Perhaps she had, thought Vladek bleakly. Perhaps she was helping as much as anyone ever could.
Meanwhile Mrs. Alder had quickly and pleasantly welcomed the parents, suggested they remain for coffee and get to know each other, and introduced the PTA president, a Mrs. Rose, tall, prematurely gray and very executive. “This being the first meeting of the term,” she said, “there are no minutes to be read; so we’ll get to the committee work reports. What about the transportation problem, Mr. Baer?”
The man who got up was old. More than sixty; Harry wondered what it was like to have your life crowned with a late retarded child. He wore all the trappings of success—a four-hundred-dollar suit, an electronic wristwatch, a large gold fraternal ring. In a slight German accent he said, “I was to the district school board and they are not cooperating. My lawyer looked it up and the trouble is all one word. What the law says, the school board may, that is the word, may reimburse parents of handicapped children for transportation to private schools. Not shall, you understand, but may. They were very frank with me. They said they just didn’t want to spend the money. They had the impression we’re all rich people here.”
Slight sour laughter around the room.
“So my lawyer made an appointment, and we appeared before the full board and presented the case—we don’t care, reimbursement, a school bus, anything so we can relieve the transportation burden a little.

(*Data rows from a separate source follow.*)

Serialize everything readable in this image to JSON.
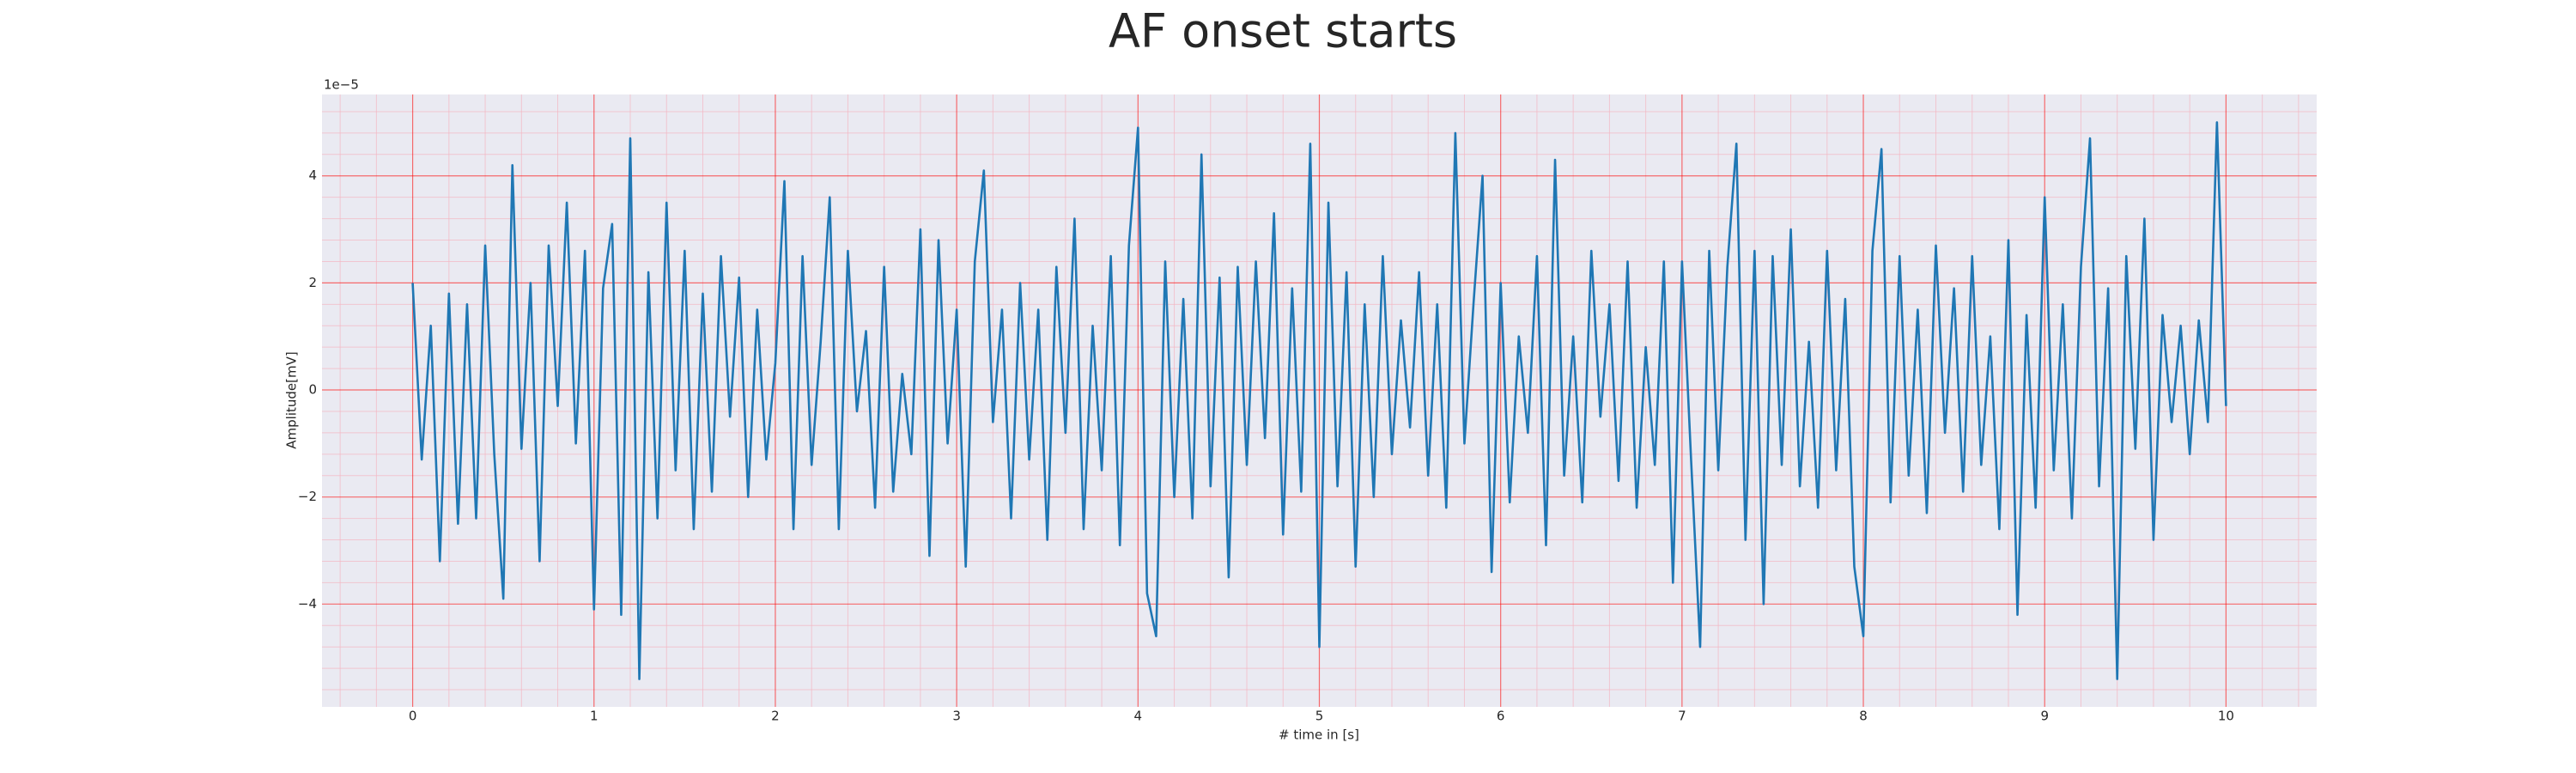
{
  "chart_data": {
    "type": "line",
    "title": "AF onset starts",
    "xlabel": "# time in [s]",
    "ylabel": "Amplitude[mV]",
    "offset_text": "1e−5",
    "color": "#1f77b4",
    "grid": true,
    "minor_grid": true,
    "xlim": [
      -0.5,
      10.5
    ],
    "ylim": [
      -5.92,
      5.52
    ],
    "xticks": [
      0,
      1,
      2,
      3,
      4,
      5,
      6,
      7,
      8,
      9,
      10
    ],
    "yticks": [
      {
        "value": -4,
        "label": "−4"
      },
      {
        "value": -2,
        "label": "−2"
      },
      0,
      2,
      4
    ],
    "x": [
      0,
      0.05,
      0.1,
      0.15,
      0.2,
      0.25,
      0.3,
      0.35,
      0.4,
      0.45,
      0.5,
      0.55,
      0.6,
      0.65,
      0.7,
      0.75,
      0.8,
      0.85,
      0.9,
      0.95,
      1,
      1.05,
      1.1,
      1.15,
      1.2,
      1.25,
      1.3,
      1.35,
      1.4,
      1.45,
      1.5,
      1.55,
      1.6,
      1.65,
      1.7,
      1.75,
      1.8,
      1.85,
      1.9,
      1.95,
      2,
      2.05,
      2.1,
      2.15,
      2.2,
      2.25,
      2.3,
      2.35,
      2.4,
      2.45,
      2.5,
      2.55,
      2.6,
      2.65,
      2.7,
      2.75,
      2.8,
      2.85,
      2.9,
      2.95,
      3,
      3.05,
      3.1,
      3.15,
      3.2,
      3.25,
      3.3,
      3.35,
      3.4,
      3.45,
      3.5,
      3.55,
      3.6,
      3.65,
      3.7,
      3.75,
      3.8,
      3.85,
      3.9,
      3.95,
      4,
      4.05,
      4.1,
      4.15,
      4.2,
      4.25,
      4.3,
      4.35,
      4.4,
      4.45,
      4.5,
      4.55,
      4.6,
      4.65,
      4.7,
      4.75,
      4.8,
      4.85,
      4.9,
      4.95,
      5,
      5.05,
      5.1,
      5.15,
      5.2,
      5.25,
      5.3,
      5.35,
      5.4,
      5.45,
      5.5,
      5.55,
      5.6,
      5.65,
      5.7,
      5.75,
      5.8,
      5.85,
      5.9,
      5.95,
      6,
      6.05,
      6.1,
      6.15,
      6.2,
      6.25,
      6.3,
      6.35,
      6.4,
      6.45,
      6.5,
      6.55,
      6.6,
      6.65,
      6.7,
      6.75,
      6.8,
      6.85,
      6.9,
      6.95,
      7,
      7.05,
      7.1,
      7.15,
      7.2,
      7.25,
      7.3,
      7.35,
      7.4,
      7.45,
      7.5,
      7.55,
      7.6,
      7.65,
      7.7,
      7.75,
      7.8,
      7.85,
      7.9,
      7.95,
      8,
      8.05,
      8.1,
      8.15,
      8.2,
      8.25,
      8.3,
      8.35,
      8.4,
      8.45,
      8.5,
      8.55,
      8.6,
      8.65,
      8.7,
      8.75,
      8.8,
      8.85,
      8.9,
      8.95,
      9,
      9.05,
      9.1,
      9.15,
      9.2,
      9.25,
      9.3,
      9.35,
      9.4,
      9.45,
      9.5,
      9.55,
      9.6,
      9.65,
      9.7,
      9.75,
      9.8,
      9.85,
      9.9,
      9.95,
      10
    ],
    "values": [
      2.0,
      -1.3,
      1.2,
      -3.2,
      1.8,
      -2.5,
      1.6,
      -2.4,
      2.7,
      -1.2,
      -3.9,
      4.2,
      -1.1,
      2.0,
      -3.2,
      2.7,
      -0.3,
      3.5,
      -1.0,
      2.6,
      -4.1,
      1.9,
      3.1,
      -4.2,
      4.7,
      -5.4,
      2.2,
      -2.4,
      3.5,
      -1.5,
      2.6,
      -2.6,
      1.8,
      -1.9,
      2.5,
      -0.5,
      2.1,
      -2.0,
      1.5,
      -1.3,
      0.5,
      3.9,
      -2.6,
      2.5,
      -1.4,
      0.9,
      3.6,
      -2.6,
      2.6,
      -0.4,
      1.1,
      -2.2,
      2.3,
      -1.9,
      0.3,
      -1.2,
      3.0,
      -3.1,
      2.8,
      -1.0,
      1.5,
      -3.3,
      2.4,
      4.1,
      -0.6,
      1.5,
      -2.4,
      2.0,
      -1.3,
      1.5,
      -2.8,
      2.3,
      -0.8,
      3.2,
      -2.6,
      1.2,
      -1.5,
      2.5,
      -2.9,
      2.7,
      4.9,
      -3.8,
      -4.6,
      2.4,
      -2.0,
      1.7,
      -2.4,
      4.4,
      -1.8,
      2.1,
      -3.5,
      2.3,
      -1.4,
      2.4,
      -0.9,
      3.3,
      -2.7,
      1.9,
      -1.9,
      4.6,
      -4.8,
      3.5,
      -1.8,
      2.2,
      -3.3,
      1.6,
      -2.0,
      2.5,
      -1.2,
      1.3,
      -0.7,
      2.2,
      -1.6,
      1.6,
      -2.2,
      4.8,
      -1.0,
      1.6,
      4.0,
      -3.4,
      2.0,
      -2.1,
      1.0,
      -0.8,
      2.5,
      -2.9,
      4.3,
      -1.6,
      1.0,
      -2.1,
      2.6,
      -0.5,
      1.6,
      -1.7,
      2.4,
      -2.2,
      0.8,
      -1.4,
      2.4,
      -3.6,
      2.4,
      -1.3,
      -4.8,
      2.6,
      -1.5,
      2.3,
      4.6,
      -2.8,
      2.6,
      -4.0,
      2.5,
      -1.4,
      3.0,
      -1.8,
      0.9,
      -2.2,
      2.6,
      -1.5,
      1.7,
      -3.3,
      -4.6,
      2.6,
      4.5,
      -2.1,
      2.5,
      -1.6,
      1.5,
      -2.3,
      2.7,
      -0.8,
      1.9,
      -1.9,
      2.5,
      -1.4,
      1.0,
      -2.6,
      2.8,
      -4.2,
      1.4,
      -2.2,
      3.6,
      -1.5,
      1.6,
      -2.4,
      2.3,
      4.7,
      -1.8,
      1.9,
      -5.4,
      2.5,
      -1.1,
      3.2,
      -2.8,
      1.4,
      -0.6,
      1.2,
      -1.2,
      1.3,
      -0.6,
      5.0,
      -0.3
    ]
  }
}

The answer was no.” He shrugged and remained standing, looking at Mrs. Rose, who said:
“Thank you, Mr. Baer. Does anybody have any suggestions?”

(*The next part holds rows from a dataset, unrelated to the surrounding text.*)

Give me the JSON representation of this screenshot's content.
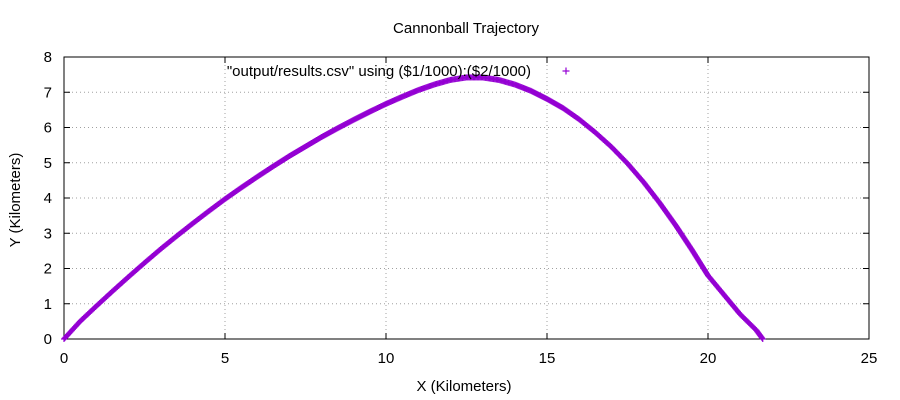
{
  "chart_data": {
    "type": "scatter",
    "title": "Cannonball Trajectory",
    "xlabel": "X (Kilometers)",
    "ylabel": "Y (Kilometers)",
    "xlim": [
      0,
      25
    ],
    "ylim": [
      0,
      8
    ],
    "xticks": [
      "0",
      "5",
      "10",
      "15",
      "20",
      "25"
    ],
    "yticks": [
      "0",
      "1",
      "2",
      "3",
      "4",
      "5",
      "6",
      "7",
      "8"
    ],
    "grid": true,
    "legend_position": "top",
    "series": [
      {
        "name": "\"output/results.csv\" using ($1/1000):($2/1000)",
        "color": "#9400d3",
        "marker": "plus",
        "x": [
          0,
          0.5,
          1,
          1.5,
          2,
          2.5,
          3,
          3.5,
          4,
          4.5,
          5,
          5.5,
          6,
          6.5,
          7,
          7.5,
          8,
          8.5,
          9,
          9.5,
          10,
          10.5,
          11,
          11.5,
          12,
          12.5,
          13,
          13.5,
          14,
          14.5,
          15,
          15.5,
          16,
          16.5,
          17,
          17.5,
          18,
          18.5,
          19,
          19.5,
          20,
          20.5,
          21,
          21.5,
          21.7
        ],
        "y": [
          0,
          0.5,
          0.93,
          1.35,
          1.76,
          2.16,
          2.55,
          2.92,
          3.28,
          3.63,
          3.97,
          4.29,
          4.6,
          4.9,
          5.19,
          5.46,
          5.73,
          5.98,
          6.22,
          6.45,
          6.67,
          6.87,
          7.06,
          7.22,
          7.35,
          7.42,
          7.42,
          7.35,
          7.22,
          7.04,
          6.81,
          6.55,
          6.23,
          5.86,
          5.45,
          4.98,
          4.45,
          3.86,
          3.22,
          2.53,
          1.8,
          1.25,
          0.7,
          0.25,
          0
        ]
      }
    ]
  }
}
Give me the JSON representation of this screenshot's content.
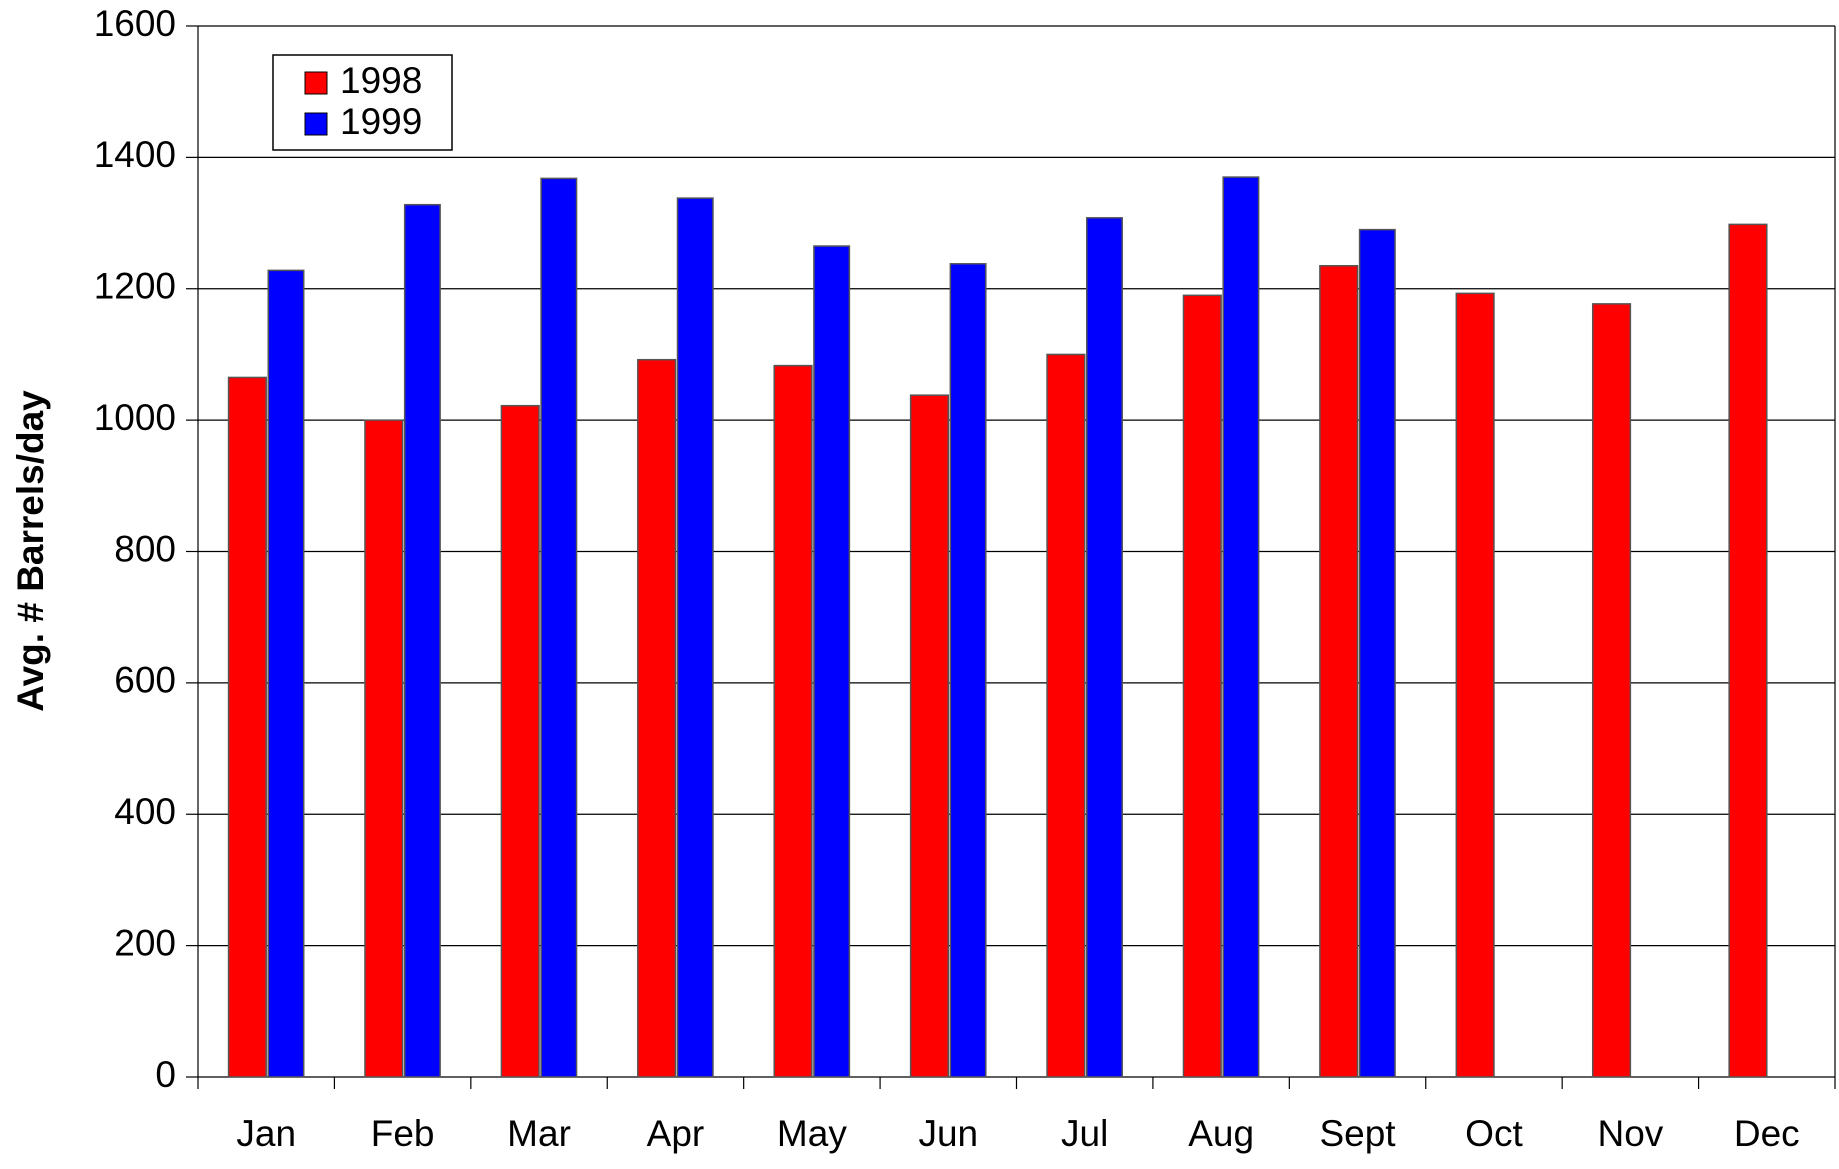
{
  "chart_data": {
    "type": "bar",
    "y_label": "Avg. # Barrels/day",
    "categories": [
      "Jan",
      "Feb",
      "Mar",
      "Apr",
      "May",
      "Jun",
      "Jul",
      "Aug",
      "Sept",
      "Oct",
      "Nov",
      "Dec"
    ],
    "series": [
      {
        "name": "1998",
        "color": "#ff0000",
        "values": [
          1065,
          1000,
          1022,
          1092,
          1083,
          1038,
          1100,
          1190,
          1235,
          1193,
          1177,
          1298
        ]
      },
      {
        "name": "1999",
        "color": "#0000ff",
        "values": [
          1228,
          1328,
          1368,
          1338,
          1265,
          1238,
          1308,
          1370,
          1290,
          null,
          null,
          null
        ]
      }
    ],
    "ylim": [
      0,
      1600
    ],
    "yticks": [
      0,
      200,
      400,
      600,
      800,
      1000,
      1200,
      1400,
      1600
    ],
    "grid": true,
    "legend": "upper left"
  }
}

A woman said angrily, “Put some heat on them. We’re all voters!”
A man said, “Publicity, that’s right. The principle is perfectly clear in the law, one taxpayer’s child is supposed to get the same service as another taxpayer’s child. We should write letters to the papers.”
Mr. Baer said, “Wait a minute. Letters I don’t think mean anything, but I’ve got a public relations firm; I’ll tell them to take a little time off my food specialties and use it for the school. They can use their own know-how, how to do it; they’re the experts.”
This was moved, seconded and passed, while Murray Logan whispered to Vladek, “He’s Marijane Garlic Mayonnaise. He had a twelve-year-old girl in very bad shape that Mrs. Adler helped in her old private class. He bought this building for her, along with a couple of other parents.”
Harry Vladek was musing over how it felt to be a parent who could buy a building for a school that would help your child, while the committee reports continued. Some time later, to Harry’s dismay, the business turned to financing, and there was a vote to hold a fund-raising theater party for which each couple with a child in the school would have to sell “at least” five pairs of orchestra seats at sixty dollars a pair. Let’s get this straightened out now, he thought, and put up his hand.
“My name is Harry Vladek,” he said when he was recognized, “and I’m brand-new here. In the school and in the county. I work for a big insurance company, and I was
lucky enough to get a transfer here so my boy can go to the school. But I just don’t know anybody yet that I can sell tickets to for sixty dollars. That’s an awful lot of money for my kind of people.”
Mrs. Rose said, “It’s an awful lot of money for most of us. You can get rid of your tickets, though. We’ve got to. It doesn’t matter if you try a hundred people and ninety-five say no just as long as the others say yes.”